World Vision staff members in Jakarta have teamed up to organize and distribute emergency relief aid after severe floods hit the Indonesian capital city. Hundreds of thousands of people were forced to flee their homes in a desperate attempt to find a safe place to shelter.
At least 44 people have been reportedly killed in the disaster and between 220,00 and 430,000 have been made homeless while all business activities in the city have been grounded to a halt. The floods have been described as the worst to hit Jakarta in over five years, worse than the severe floods which overwhelmed the capital city in February 2002.
Reports show that about a half of the city's areas were completely flooded and nine million residents are now on its highest level of alert.
All World Vision Indonesia projects in Jakarta, which are mostly based in slum areas, have suffered from the floods. The Christian relief group's Area Development Programs, or ADPs, are currently funded by international support offices such as World Vision Canada, Singapore and Japan. Current estimates from the World Vision National Office show that some 3000-5000 sponsored children may have been impacted.

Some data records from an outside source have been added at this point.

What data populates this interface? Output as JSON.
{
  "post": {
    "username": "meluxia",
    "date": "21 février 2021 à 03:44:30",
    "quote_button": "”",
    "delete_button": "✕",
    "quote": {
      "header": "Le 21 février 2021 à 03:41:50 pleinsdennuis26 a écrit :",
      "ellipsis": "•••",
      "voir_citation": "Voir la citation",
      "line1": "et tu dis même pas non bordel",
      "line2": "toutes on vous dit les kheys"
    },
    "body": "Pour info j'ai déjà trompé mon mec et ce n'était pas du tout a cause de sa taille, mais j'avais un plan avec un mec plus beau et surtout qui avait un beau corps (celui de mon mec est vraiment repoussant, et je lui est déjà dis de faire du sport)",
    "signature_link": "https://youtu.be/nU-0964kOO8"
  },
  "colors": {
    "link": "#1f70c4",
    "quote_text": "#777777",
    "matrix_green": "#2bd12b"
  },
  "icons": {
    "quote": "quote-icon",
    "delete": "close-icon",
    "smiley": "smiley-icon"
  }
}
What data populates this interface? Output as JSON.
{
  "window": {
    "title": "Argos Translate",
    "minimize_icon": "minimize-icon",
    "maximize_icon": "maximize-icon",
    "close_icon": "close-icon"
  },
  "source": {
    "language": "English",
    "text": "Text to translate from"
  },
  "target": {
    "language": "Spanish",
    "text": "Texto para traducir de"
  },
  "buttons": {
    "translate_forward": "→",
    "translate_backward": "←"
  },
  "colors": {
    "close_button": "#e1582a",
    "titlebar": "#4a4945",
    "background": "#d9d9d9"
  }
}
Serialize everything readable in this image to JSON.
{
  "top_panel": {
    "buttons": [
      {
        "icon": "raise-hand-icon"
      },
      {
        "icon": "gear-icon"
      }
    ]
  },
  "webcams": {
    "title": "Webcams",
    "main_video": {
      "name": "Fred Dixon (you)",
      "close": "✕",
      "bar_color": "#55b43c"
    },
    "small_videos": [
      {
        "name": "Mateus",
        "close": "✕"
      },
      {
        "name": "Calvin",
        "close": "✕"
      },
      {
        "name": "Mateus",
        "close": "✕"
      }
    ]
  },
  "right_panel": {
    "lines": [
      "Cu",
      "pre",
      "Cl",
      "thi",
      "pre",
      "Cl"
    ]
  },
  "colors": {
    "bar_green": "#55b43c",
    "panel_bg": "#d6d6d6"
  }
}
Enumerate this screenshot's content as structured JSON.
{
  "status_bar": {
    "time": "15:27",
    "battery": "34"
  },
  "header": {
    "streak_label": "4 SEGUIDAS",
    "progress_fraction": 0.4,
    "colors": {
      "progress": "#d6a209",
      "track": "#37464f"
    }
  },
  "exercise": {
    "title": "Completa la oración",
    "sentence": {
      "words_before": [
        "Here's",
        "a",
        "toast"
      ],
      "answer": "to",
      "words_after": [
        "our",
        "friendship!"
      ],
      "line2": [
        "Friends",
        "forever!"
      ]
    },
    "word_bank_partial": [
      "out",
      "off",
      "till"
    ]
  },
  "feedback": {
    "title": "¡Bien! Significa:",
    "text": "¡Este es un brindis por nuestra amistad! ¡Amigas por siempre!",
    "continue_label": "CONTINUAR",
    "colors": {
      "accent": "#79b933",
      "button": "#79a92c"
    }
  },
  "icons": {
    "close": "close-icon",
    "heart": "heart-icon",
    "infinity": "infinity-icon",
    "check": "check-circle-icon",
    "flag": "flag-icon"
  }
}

The first distribution by World Vision which consisted of blankets, sarongs and raincoats were delivered Friday to 600 affected families in Cawang neighbourhoods.
"The community at the temporary shelters greatly appreciate the assistance because they could better protect their families from the rains and cold night," said Jimmy Nadapdap, who led the distribution team.
On Saturday, the World Vision team further distributed 600 packages of family kits in the same neighborhoods. As the floods began to affect a number of other World Vision ADP areas, the team continued to distribute much-needed blankets, sarongs, noodles, mineral water and other key items in Kebon Pala and Cilincing ADPs. By Sunday, World Vision was in the process of distributing 1,300 packages of essential baby kits in Kebon Pala area.
World Vision Indonesia National Director Trihadi Saptoadi joined the distribution team to conduct a closer observation of the impact of the floods on the lives of the poor communities served by World Vision. "We will concentrate more on the victims in ADP areas as they are among the worst affected people," he said. "We are assessing the most appropriate relief programs that we need to introduce in the coming days."
The distribution and relief response was able to operate efficiently and with speed due to the active support given by the affected communities and their leaders, many of which prior to the floods had been part of World Vision-facilitated self-help groups.